И тут мне вспомнилось, как отец много лет тому назад фотографировал свое мертвое дитя, дочь, которую он так страстно ждал и которая умерла при рождении.
Я пришел домой из школы и, как обычно, позвонил, но никто не открыл. Тогда я отпер дверь своим ключом, вошел в комнату и увидел, что отец стоит у окна. С таким же убитым видом, как и в тот день, когда он утратил свою профессиональную свободу и сообщил нам об этом.
Но сегодня он не стал ничего рассказывать, он просто стоял у окна и молчал. Он не услышал меня, когда я с ним поздоровался, он ничего не ответил, когда я спросил, что случилось. Я тронул его за плечо, но он не отреагировал. А когда он наконец обернулся ко мне, я увидел, что глаза у него заплаканы. Потом мы оделись и поехали в больницу, но цветы не покупали.
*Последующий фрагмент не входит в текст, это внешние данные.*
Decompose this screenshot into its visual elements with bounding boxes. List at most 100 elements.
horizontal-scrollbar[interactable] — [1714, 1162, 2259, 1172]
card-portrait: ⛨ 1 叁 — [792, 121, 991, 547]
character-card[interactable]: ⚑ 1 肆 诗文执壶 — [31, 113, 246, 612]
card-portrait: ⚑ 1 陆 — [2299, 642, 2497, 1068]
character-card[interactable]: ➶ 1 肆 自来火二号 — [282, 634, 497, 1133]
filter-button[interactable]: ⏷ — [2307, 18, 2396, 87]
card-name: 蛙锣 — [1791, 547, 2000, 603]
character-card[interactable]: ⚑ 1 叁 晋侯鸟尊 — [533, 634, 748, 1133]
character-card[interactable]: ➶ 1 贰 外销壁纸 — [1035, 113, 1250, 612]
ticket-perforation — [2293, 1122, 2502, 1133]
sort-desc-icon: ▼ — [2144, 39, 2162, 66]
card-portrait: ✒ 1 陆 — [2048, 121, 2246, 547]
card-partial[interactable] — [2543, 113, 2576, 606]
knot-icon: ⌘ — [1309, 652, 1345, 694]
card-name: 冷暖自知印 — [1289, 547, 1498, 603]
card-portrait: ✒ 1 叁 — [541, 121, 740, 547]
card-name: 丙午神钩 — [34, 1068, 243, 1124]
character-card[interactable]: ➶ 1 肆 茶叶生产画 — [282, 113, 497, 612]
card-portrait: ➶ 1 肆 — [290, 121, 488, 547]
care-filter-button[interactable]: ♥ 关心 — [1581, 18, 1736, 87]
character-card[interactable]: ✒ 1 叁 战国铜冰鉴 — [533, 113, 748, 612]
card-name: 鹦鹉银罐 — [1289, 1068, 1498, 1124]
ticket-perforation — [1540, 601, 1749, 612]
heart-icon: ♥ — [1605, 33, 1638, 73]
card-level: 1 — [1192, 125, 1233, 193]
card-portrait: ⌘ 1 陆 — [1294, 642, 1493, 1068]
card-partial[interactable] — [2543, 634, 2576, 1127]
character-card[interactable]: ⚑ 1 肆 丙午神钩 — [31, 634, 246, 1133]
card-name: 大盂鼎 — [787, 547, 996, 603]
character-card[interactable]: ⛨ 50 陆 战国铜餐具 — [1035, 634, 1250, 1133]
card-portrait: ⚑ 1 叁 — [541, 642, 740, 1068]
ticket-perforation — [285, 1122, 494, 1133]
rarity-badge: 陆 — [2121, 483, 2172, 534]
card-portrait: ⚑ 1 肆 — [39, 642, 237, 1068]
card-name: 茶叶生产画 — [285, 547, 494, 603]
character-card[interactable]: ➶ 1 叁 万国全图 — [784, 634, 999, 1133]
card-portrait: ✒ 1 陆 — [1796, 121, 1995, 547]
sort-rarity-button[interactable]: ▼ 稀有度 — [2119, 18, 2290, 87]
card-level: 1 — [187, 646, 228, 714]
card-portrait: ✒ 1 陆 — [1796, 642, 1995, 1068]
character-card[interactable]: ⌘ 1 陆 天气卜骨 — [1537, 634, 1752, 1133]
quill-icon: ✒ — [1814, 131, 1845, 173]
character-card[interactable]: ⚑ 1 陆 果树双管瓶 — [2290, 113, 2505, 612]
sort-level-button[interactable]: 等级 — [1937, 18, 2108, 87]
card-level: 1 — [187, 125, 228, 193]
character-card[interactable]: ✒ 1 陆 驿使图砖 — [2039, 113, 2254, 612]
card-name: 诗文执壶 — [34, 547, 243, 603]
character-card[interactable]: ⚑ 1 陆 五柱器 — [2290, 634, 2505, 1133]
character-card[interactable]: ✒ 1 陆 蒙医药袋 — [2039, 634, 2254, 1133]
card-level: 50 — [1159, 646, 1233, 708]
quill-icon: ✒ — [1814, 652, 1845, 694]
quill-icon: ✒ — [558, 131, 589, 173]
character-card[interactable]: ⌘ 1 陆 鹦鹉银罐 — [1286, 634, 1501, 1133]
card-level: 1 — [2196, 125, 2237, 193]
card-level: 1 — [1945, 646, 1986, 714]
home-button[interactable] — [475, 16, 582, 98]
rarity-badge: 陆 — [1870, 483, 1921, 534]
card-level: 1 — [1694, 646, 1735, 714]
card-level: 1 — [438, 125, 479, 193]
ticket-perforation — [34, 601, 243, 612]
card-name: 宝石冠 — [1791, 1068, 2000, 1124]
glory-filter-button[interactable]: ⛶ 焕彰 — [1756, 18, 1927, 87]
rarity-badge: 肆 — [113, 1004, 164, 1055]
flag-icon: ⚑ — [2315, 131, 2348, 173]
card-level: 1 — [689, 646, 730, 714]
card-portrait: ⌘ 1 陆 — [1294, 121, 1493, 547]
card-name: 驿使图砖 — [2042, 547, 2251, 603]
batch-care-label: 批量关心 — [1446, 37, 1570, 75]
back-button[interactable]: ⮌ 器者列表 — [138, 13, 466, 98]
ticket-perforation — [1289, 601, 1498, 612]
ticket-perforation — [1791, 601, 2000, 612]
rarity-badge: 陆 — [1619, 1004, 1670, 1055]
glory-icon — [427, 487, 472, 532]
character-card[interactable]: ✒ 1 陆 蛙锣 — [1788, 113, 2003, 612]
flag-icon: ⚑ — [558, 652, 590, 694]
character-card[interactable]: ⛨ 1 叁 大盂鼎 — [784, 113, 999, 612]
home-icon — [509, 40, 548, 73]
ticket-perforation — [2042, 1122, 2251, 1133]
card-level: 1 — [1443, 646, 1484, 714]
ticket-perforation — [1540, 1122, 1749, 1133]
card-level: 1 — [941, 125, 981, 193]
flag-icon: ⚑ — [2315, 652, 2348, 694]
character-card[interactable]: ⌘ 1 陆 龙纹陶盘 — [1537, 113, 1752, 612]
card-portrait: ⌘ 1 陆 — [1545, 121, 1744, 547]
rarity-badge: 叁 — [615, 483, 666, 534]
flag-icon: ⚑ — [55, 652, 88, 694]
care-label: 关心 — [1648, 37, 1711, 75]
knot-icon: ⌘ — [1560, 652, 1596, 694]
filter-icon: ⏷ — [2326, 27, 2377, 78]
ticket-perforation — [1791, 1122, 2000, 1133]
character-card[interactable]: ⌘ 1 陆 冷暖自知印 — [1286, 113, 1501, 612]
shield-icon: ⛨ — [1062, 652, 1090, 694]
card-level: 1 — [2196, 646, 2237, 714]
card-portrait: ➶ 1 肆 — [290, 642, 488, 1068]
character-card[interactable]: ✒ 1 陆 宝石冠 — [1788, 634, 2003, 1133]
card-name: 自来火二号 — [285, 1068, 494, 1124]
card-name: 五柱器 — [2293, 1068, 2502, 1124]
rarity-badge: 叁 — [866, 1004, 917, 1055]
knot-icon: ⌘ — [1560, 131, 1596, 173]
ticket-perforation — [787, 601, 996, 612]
Мы прошли по очень длинному белому коридору, но в палату к маме меня не пустили. Отцу разрешили войти и, выходя, он о чем-то пошептался с медсестрой. Потом он опять прошел по длинному коридору, исчез за какой-то дверью и что-то там сфотографировал.
А еще мне вспомнилась мания отца все записывать на магнитофон, которая в последнее время добавилась к нездоровому желанию снимать все подряд фотоаппаратом и узкопленочной кинокамерой. Уйдя на пенсию раньше срока, он установил повсюду в квартире скрытые микрофоны. Все, что мы говорили, даже самые что ни на есть пустяки, фиксировалось на пленке, затем он давал нам это все послушать, словно удваивая нами сказанное. «Я боюсь и слово вымолвить, — вздыхала бабушка, вновь ощущая старые страхи, — я точно в гестапо попала».
Однако отец, записывая на магнитофон все подряд, преследовал явно не те цели, в которых его подозревала бабушка. «Остановись, мгновение», — словно говорил он, не важно, так ли уж прекрасно было это мгновение или нет. Дожидаться прекрасных мгновений человеку, почти каждую неделю выхаркивавшему ошметки своей больной печени, было недосуг. И мгновение останавливалось, и его можно было воспроизводить сколько душе угодно, хотя и за счет тех мгновений будущего, что придется потратить на его воспроизведение.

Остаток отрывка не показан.